There are also APPs relating to the collection of personal information (APP 3), the use and disclosure of personal information (APP 6) and dealing with requests from individuals about personal information (APP 12). However, these must be read in the context of the rest of the Privacy Act and other legislation, particularly in relation to health agencies, and probably require the finesse and skills of a lawyer* or a politician to explain in full detail!

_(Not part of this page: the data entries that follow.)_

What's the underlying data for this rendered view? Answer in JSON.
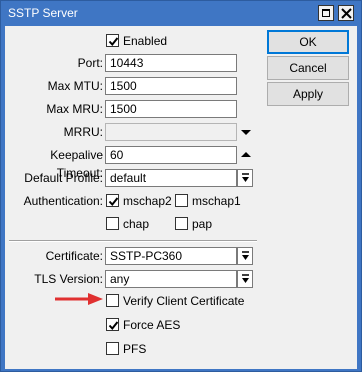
{
  "window": {
    "title": "SSTP Server",
    "maximize_icon": "maximize-icon",
    "close_icon": "close-icon",
    "title_color": "#3f76c4"
  },
  "form": {
    "enabled": {
      "label": "Enabled",
      "checked": true
    },
    "port": {
      "label": "Port:",
      "value": "10443"
    },
    "max_mtu": {
      "label": "Max MTU:",
      "value": "1500"
    },
    "max_mru": {
      "label": "Max MRU:",
      "value": "1500"
    },
    "mrru": {
      "label": "MRRU:",
      "value": ""
    },
    "keepalive": {
      "label": "Keepalive Timeout:",
      "value": "60"
    },
    "default_profile": {
      "label": "Default Profile:",
      "value": "default"
    },
    "authentication": {
      "label": "Authentication:",
      "options": [
        {
          "label": "mschap2",
          "checked": true
        },
        {
          "label": "mschap1",
          "checked": false
        },
        {
          "label": "chap",
          "checked": false
        },
        {
          "label": "pap",
          "checked": false
        }
      ]
    },
    "certificate": {
      "label": "Certificate:",
      "value": "SSTP-PC360"
    },
    "tls_version": {
      "label": "TLS Version:",
      "value": "any"
    },
    "verify_client_certificate": {
      "label": "Verify Client Certificate",
      "checked": false
    },
    "force_aes": {
      "label": "Force AES",
      "checked": true
    },
    "pfs": {
      "label": "PFS",
      "checked": false
    }
  },
  "buttons": {
    "ok": "OK",
    "cancel": "Cancel",
    "apply": "Apply"
  },
  "annotation": {
    "arrow_color": "#e03030"
  }
}
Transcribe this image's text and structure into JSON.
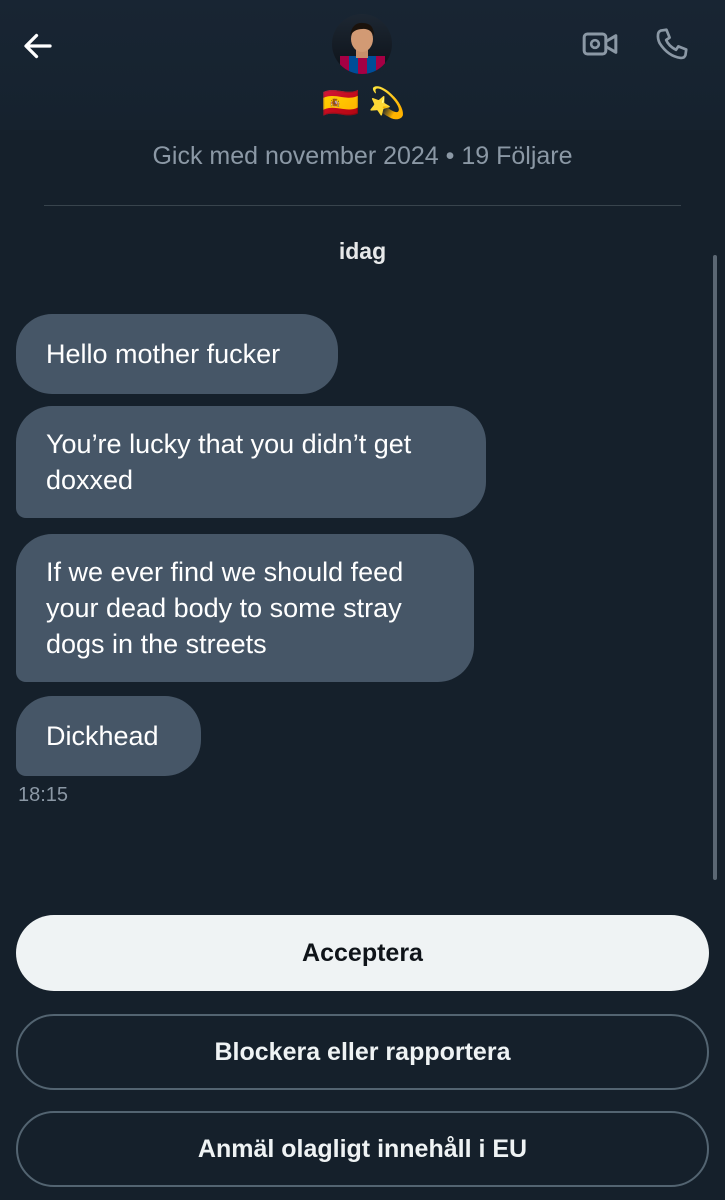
{
  "header": {
    "back_icon": "arrow-left-icon",
    "video_icon": "video-call-icon",
    "phone_icon": "phone-icon",
    "emojis": [
      "🇪🇸",
      "💫"
    ]
  },
  "profile": {
    "joined_text": "Gick med november 2024 • 19 Följare"
  },
  "conversation": {
    "day_label": "idag",
    "messages": [
      {
        "text": "Hello mother fucker"
      },
      {
        "text": "You’re lucky that you didn’t get doxxed"
      },
      {
        "text": "If we ever find we should feed your dead body to some stray dogs in the streets"
      },
      {
        "text": "Dickhead"
      }
    ],
    "timestamp": "18:15"
  },
  "actions": {
    "accept_label": "Acceptera",
    "block_label": "Blockera eller rapportera",
    "report_eu_label": "Anmäl olagligt innehåll i EU"
  },
  "colors": {
    "background": "#15202b",
    "bubble": "#465667",
    "accept_bg": "#eff3f4",
    "muted_text": "#8b98a5"
  }
}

In short, anti-virus protection may not be enough to keep your data safe. Encrypted uploading processes, password protection and secure emailing are all easy ways you can keep personal information safe in the spirit of compliance with the APP**.

*I’m not a lawyer, so you should obtain proper legal advice about APP and privacy procedures, not just rely on my blog!
**In the interests of full disclosure, I (In On Time Medical Transcriptions) use password protection, encrypted uploading and secure emailing.